In 1973, he traveled to the United States to attend college and obtain a Master’s degree in International Affairs. He later enrolled at the New York University School of Law, where he was elected student representative to the Superior Council composed of professors and students. He obtained a law degree in the United States and was admitted to the New York State Bar Association. He subsequently joined the Inter-American Bar Association.

He returned to Chile in 1980 and enrolled at the University of Chile Faculty of Law, where he earned a degree in Legal and Social Sciences. He was admitted as a lawyer before the Supreme Court of Chile on 30 March 1987.

==Political career==
He began his political activities as president of the student center of the Liceo José Victorino Lastarria, as member of the executive board of the Federación de Estudiantes Secundarios (FESES) in 1969, and as president of the Radical Youth. In 1970, he was elected member of the National Executive Committee of the Radical Party of Chile. He later served as leader of the Assembly and president of the professionals and technicians branch of that party, and in 1987 rejoined its National Executive Committee.

In 1987, he participated in the founding of the Party for Democracy (PPD), serving as its Secretary-General (1987–1990) and later as its President (1994–1997).

In the 1989 parliamentary elections, he was elected Deputy for District No. 22, Santiago, Santiago Metropolitan Region, obtaining 42,022 votes (27.63% of valid votes). In December 1993, he was re-elected with the highest majority in the same district, obtaining 50,386 votes (37.51% of valid votes).

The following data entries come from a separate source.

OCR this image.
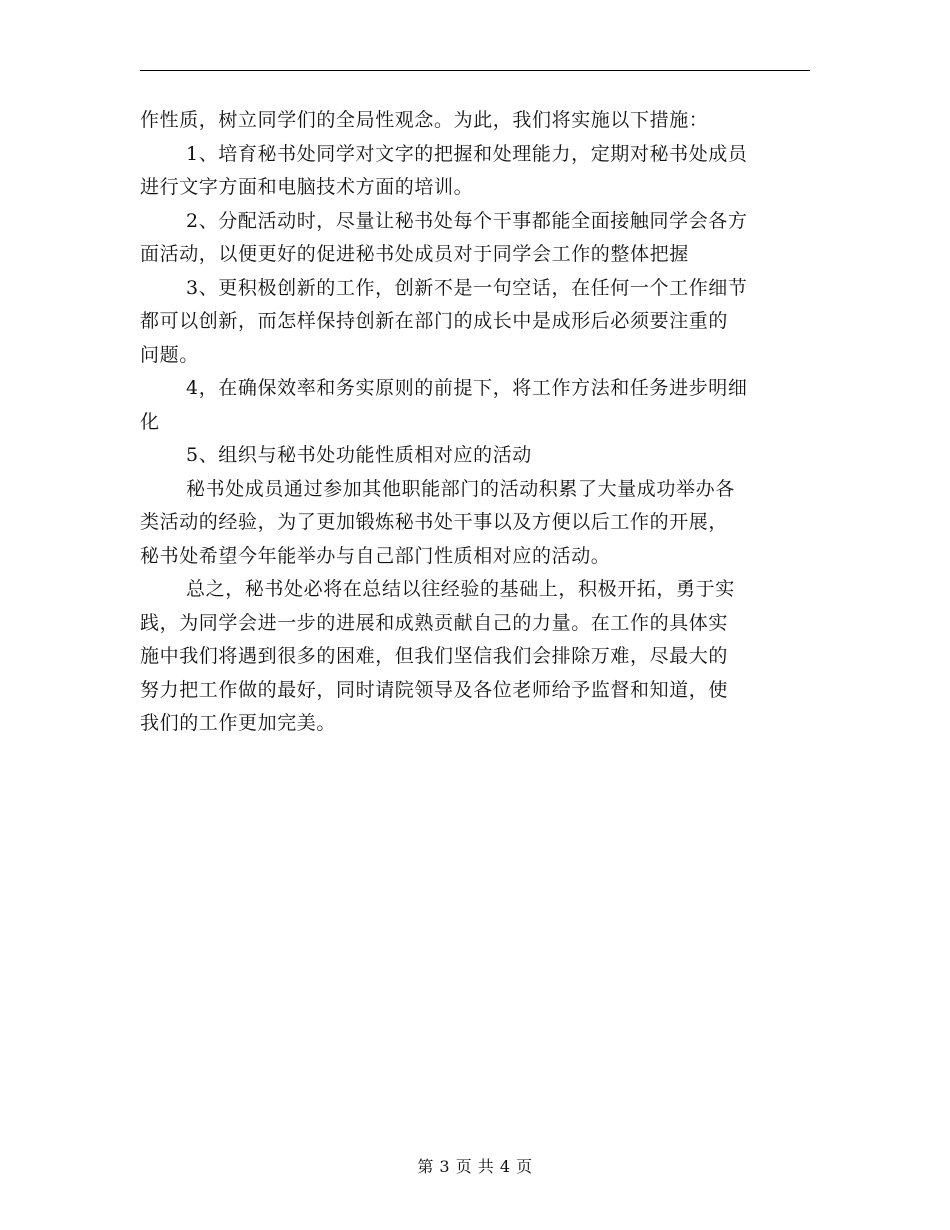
作性质，树立同学们的全局性观念。为此，我们将实施以下措施：
1、培育秘书处同学对文字的把握和处理能力，定期对秘书处成员
进行文字方面和电脑技术方面的培训。
2、分配活动时，尽量让秘书处每个干事都能全面接触同学会各方
面活动，以便更好的促进秘书处成员对于同学会工作的整体把握
3、更积极创新的工作，创新不是一句空话，在任何一个工作细节
都可以创新，而怎样保持创新在部门的成长中是成形后必须要注重的
问题。
4，在确保效率和务实原则的前提下，将工作方法和任务进步明细
化
5、组织与秘书处功能性质相对应的活动
秘书处成员通过参加其他职能部门的活动积累了大量成功举办各
类活动的经验，为了更加锻炼秘书处干事以及方便以后工作的开展，
秘书处希望今年能举办与自己部门性质相对应的活动。
总之，秘书处必将在总结以往经验的基础上，积极开拓，勇于实
践，为同学会进一步的进展和成熟贡献自己的力量。在工作的具体实
施中我们将遇到很多的困难，但我们坚信我们会排除万难，尽最大的
努力把工作做的最好，同时请院领导及各位老师给予监督和知道，使
我们的工作更加完美。
第 3 页 共 4 页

In the 2004 municipal election, he ran for Mayor of Santiago representing the PPD, but was not elected.

In December 2006, the Supreme Tribunal of the PPD decreed his expulsion from the party.

In May 2007, together with Senator Fernando Flores and Deputy Esteban Valenzuela, he founded the movement ChilePrimero, which later became a political party, where he served as Secretary-General. In 2009, he supported the presidential candidacy of Sebastián Piñera.

In 2013, he resigned from ChilePrimero.